Konsep Lipstick Index merujuk pada fenomena di mana masyarakat tetap melakukan konsumsi terhadap produk tersier atau hiburan, meski secara umum daya beli sedang menurun.
"Misalnya begini, teman-teman bisa lihat kalau kita menonton bola atau kalau ada konser-konser, tiket baru keluar saja biasanya kehabisan," ujarnya.
Ajib menyebutkan, saat ini masyarakat lebih selektif dalam berbelanja kebutuhan pokok, tetapi tetap menyisihkan dana untuk konsumsi hiburan atau barang-barang tersier.
Dia menuturkan, ini bukan semata-mata karena melemahnya daya beli, tapi lebih pada pola konsumsi yang berubah. Ia optimistis bahwa istilah Rojali-Rohana akan memudar seiring membaiknya daya beli masyarakat.
"Jadi, saya pikir Rojali-Rohana ini nanti akan dengan sendirinya mulai hilang, dan mulai berbelanja, saat kemampuan daya beli mereka naik, dan pertumbuhan ekonomi kita bisa bertumbuh sesuai harapan," katanya.
Daya Saing Produk Lokal Jadi Kunci Tekan Barang Ilegal
Sementara itu, Ketua Bidang Perdagangan Apindo, Anne Patricia Sutanto, menyoroti pentingnya meningkatkan daya saing produk Indonesia. Dia menuturkan, jika produk-produk lokal mampu bersaing di pasar domestik, maka isu penyelundupan dan barang ilegal akan lebih mudah ditekan.

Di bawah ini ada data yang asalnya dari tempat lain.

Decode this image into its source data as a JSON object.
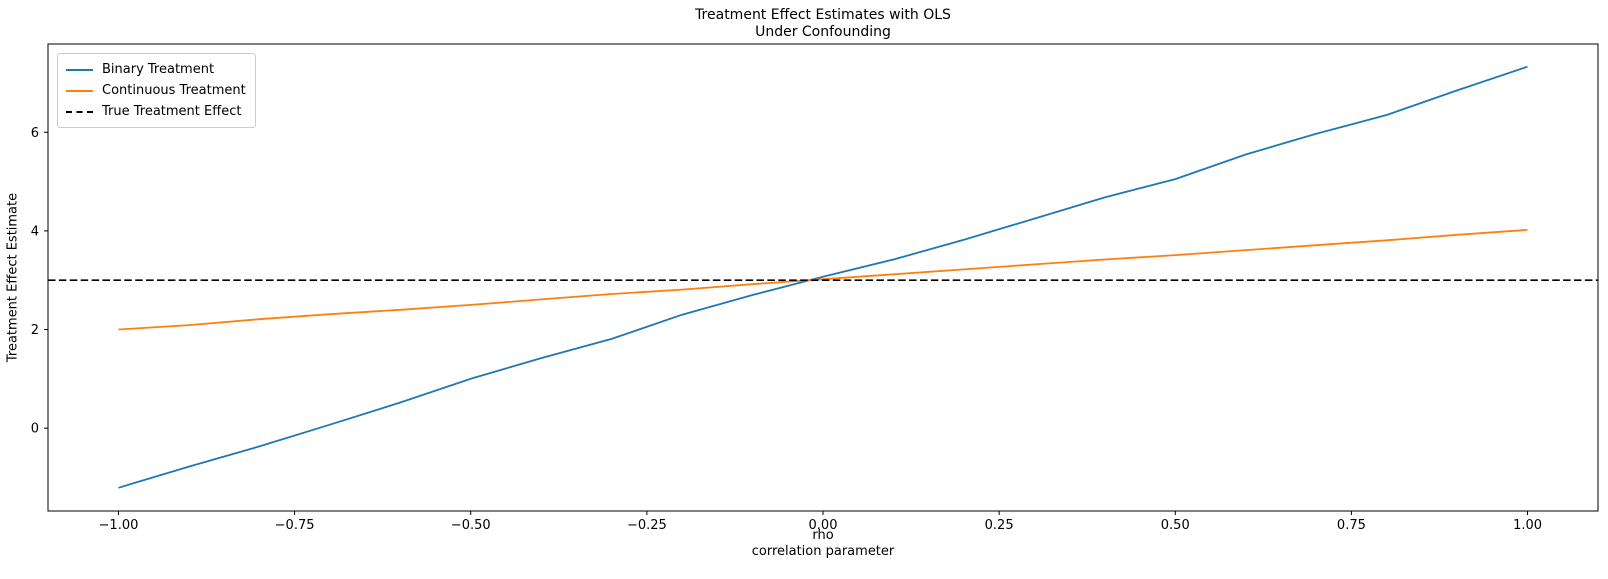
{
  "figure": {
    "title_line1": "Treatment Effect Estimates with OLS",
    "title_line2": "Under Confounding",
    "xlabel_line1": "rho",
    "xlabel_line2": "correlation parameter",
    "ylabel": "Treatment Effect Estimate",
    "background_color": "#ffffff"
  },
  "legend": {
    "items": [
      {
        "label": "Binary Treatment",
        "color": "#1f77b4",
        "dash": "solid"
      },
      {
        "label": "Continuous Treatment",
        "color": "#ff7f0e",
        "dash": "solid"
      },
      {
        "label": "True Treatment Effect",
        "color": "#000000",
        "dash": "dashed"
      }
    ]
  },
  "chart_data": {
    "type": "line",
    "title": "Treatment Effect Estimates with OLS\nUnder Confounding",
    "xlabel": "rho\ncorrelation parameter",
    "ylabel": "Treatment Effect Estimate",
    "grid": false,
    "legend_position": "upper-left",
    "xlim": [
      -1.1,
      1.1
    ],
    "ylim": [
      -1.68,
      7.79
    ],
    "xticks": [
      -1.0,
      -0.75,
      -0.5,
      -0.25,
      0.0,
      0.25,
      0.5,
      0.75,
      1.0
    ],
    "xtick_labels": [
      "−1.00",
      "−0.75",
      "−0.50",
      "−0.25",
      "0.00",
      "0.25",
      "0.50",
      "0.75",
      "1.00"
    ],
    "yticks": [
      0,
      2,
      4,
      6
    ],
    "ytick_labels": [
      "0",
      "2",
      "4",
      "6"
    ],
    "x": [
      -1.0,
      -0.9,
      -0.8,
      -0.7,
      -0.6,
      -0.5,
      -0.4,
      -0.3,
      -0.2,
      -0.1,
      0.0,
      0.1,
      0.2,
      0.3,
      0.4,
      0.5,
      0.6,
      0.7,
      0.8,
      0.9,
      1.0
    ],
    "series": [
      {
        "name": "Binary Treatment",
        "color": "#1f77b4",
        "style": "solid",
        "values": [
          -1.21,
          -0.78,
          -0.37,
          0.07,
          0.52,
          1.0,
          1.42,
          1.81,
          2.3,
          2.7,
          3.07,
          3.42,
          3.82,
          4.25,
          4.68,
          5.05,
          5.55,
          5.97,
          6.35,
          6.85,
          7.33
        ]
      },
      {
        "name": "Continuous Treatment",
        "color": "#ff7f0e",
        "style": "solid",
        "values": [
          2.0,
          2.09,
          2.21,
          2.31,
          2.4,
          2.5,
          2.61,
          2.72,
          2.81,
          2.92,
          3.02,
          3.12,
          3.22,
          3.32,
          3.42,
          3.51,
          3.61,
          3.71,
          3.81,
          3.92,
          4.02
        ]
      },
      {
        "name": "True Treatment Effect",
        "color": "#000000",
        "style": "dashed",
        "constant": 3.0
      }
    ]
  }
}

Ia meyakini bahwa kekuatan daya saing dalam negeri akan memperkuat posisi Indonesia di pasar global. Ia berharap ke depan, istilah Rojali dan Rohana bisa berganti menjadi “Robeli” atau Rombongan Benar Beli.
"Kalau kita ini berdaya saing, otomatis investasi yang ada bertumbuh, tidak berkurang dan juga investasi yang ada bisa memberikan buying power. Jadi istilah Rohana-Rojali itu bisa tidak menjadi Rohana-Rojali, tapi jadi Robeli atau Rombongan Benar Beli," pungkas Anne.